World demand for caps and closures is expected to reach $40bn by 2014 boosted by continued growth in Asia and greater use of plastic packaging, according to Freedonia.
In a report on the global caps and closures market, the Cleveland-based research firm said world demand is projected to rise 4.6 per cent per year, taking the market up towards the $40bn mark by 2014.
The Asia-Pacific region, and China is particular, is poised to be a key driver behind this expansion. Freedonia expects the region to account for more than two-fifths of total market value gains over the next five years.
Western Europe, meanwhile, is forecast to be the most sluggish region, with annual growth predicted to be just 2.5 per cent. And North America, which is the biggest global consumer in value terms, sits in between the two with an annual growth forecast of 4.2 per cent.

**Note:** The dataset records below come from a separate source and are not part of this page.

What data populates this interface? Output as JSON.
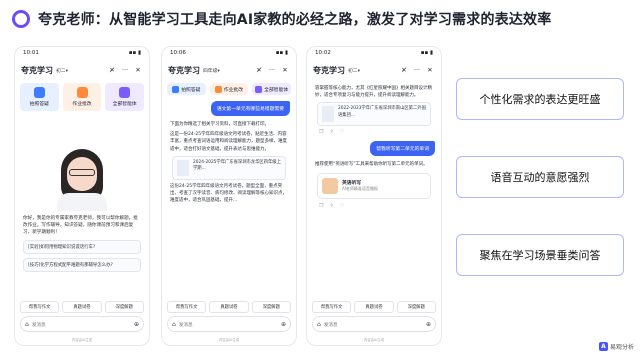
{
  "title": "夸克老师：从智能学习工具走向AI家教的必经之路，激发了对学习需求的表达效率",
  "accent_color": "#6a4cff",
  "phones": [
    {
      "time": "10:01",
      "app_name": "夸克学习",
      "grade": "初二",
      "features": [
        {
          "label": "拍照答疑",
          "icon": "camera-icon"
        },
        {
          "label": "作业批改",
          "icon": "check-icon"
        },
        {
          "label": "全部智能体",
          "icon": "grid-icon"
        }
      ],
      "intro": "你好，我是你的专属家教夸克老师，我可以帮你解题，批改作业，写作辅导，知识答疑，随你课前预习和课后复习，新学期顺利！",
      "questions": [
        "[实验]如何用物理知识说谎话行车?",
        "[技巧]化学方程式配平难题有那辅导怎么办?"
      ],
      "bottom_buttons": [
        "帮我写作文",
        "真题试卷",
        "深度解题"
      ],
      "input_placeholder": "发消息",
      "footnote": "内容由AI生成"
    },
    {
      "time": "10:06",
      "app_name": "夸克学习",
      "grade": "四年级",
      "features": [
        {
          "label": "拍照答疑",
          "icon": "camera-icon"
        },
        {
          "label": "作业批改",
          "icon": "check-icon"
        },
        {
          "label": "全部智能体",
          "icon": "grid-icon"
        }
      ],
      "user_message": "语文第一单元有哪些易错题需要",
      "ai_lines": [
        "下面为你精选了相关学习资料，可直接下载打印。",
        "这是一份24-25学年四年级语文月考试卷，贴近生活、内容丰富，重点考查词语运用和阅读理解能力，题型多样，难度适中，适合打好语文基础，提升表达与思维能力。"
      ],
      "doc_title": "2024-2025学年广东省深圳市龙华区四年级上学期...",
      "ai_lines_2": [
        "这份24-25学年四年级语文月考试卷，题型全面，重点突出，考查了汉字读音、病句修改、阅读理解等核心知识点，难度适中，适合巩固基础，提升..."
      ],
      "bottom_buttons": [
        "帮我写作文",
        "真题试卷",
        "深度解题"
      ],
      "input_placeholder": "发消息",
      "footnote": "内容由AI生成"
    },
    {
      "time": "10:02",
      "app_name": "夸克学习",
      "grade": "初二",
      "ai_top": "容掌握等核心能力，尤其《红星照耀中国》相关题目设计精妙，适合专项复习与能力提升，提升阅读理解能力。",
      "doc_title": "2022-2023学年广东省深圳市南山区第二外国语集团...",
      "user_message": "帮我听写第二单元的单词",
      "ai_lines": [
        "推荐使用“英语听写”工具来帮助你听写第二单元的单词。"
      ],
      "book_name": "英语听写",
      "book_sub": "AI老师精准语音播报",
      "bottom_buttons": [
        "帮我写作文",
        "真题试卷",
        "深度解题"
      ],
      "input_placeholder": "发消息",
      "footnote": "内容由AI生成"
    }
  ],
  "feature_cards": [
    "个性化需求的表达更旺盛",
    "语音互动的意愿强烈",
    "聚焦在学习场景垂类问答"
  ],
  "brand": "易观分析"
}
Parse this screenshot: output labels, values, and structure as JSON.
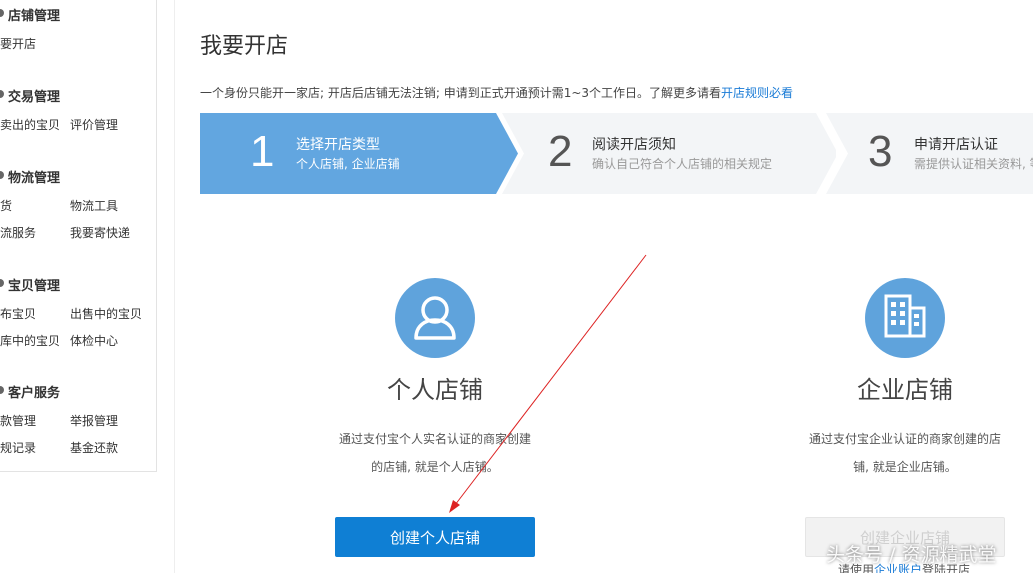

In product terms, beverages will undoubtedly remain of the mainstay of the caps and closures sector although Freedonia said more rapid gains are expected to come from smaller markets like food and pharmaceuticals.
And analysing the market by product type, the market researchers said plastic caps and closures will continue to grow at above average rates. This is because plastic packaging continues to gain ground at the expense of glass bottles and jars. The other side of this story is that metal closures may see weaker demand as they are typically used on glass bottles and jars.
Overall the 4.6 per cent annual gains expected in the caps and closures market over the coming years are down on the growth figures recorded in recent years.
Freedonia said that between 2004 and 2009, annual growth was 6.3 per cent, taking the value of the market from around $23bn in 2004 to almost $32bn in 2009.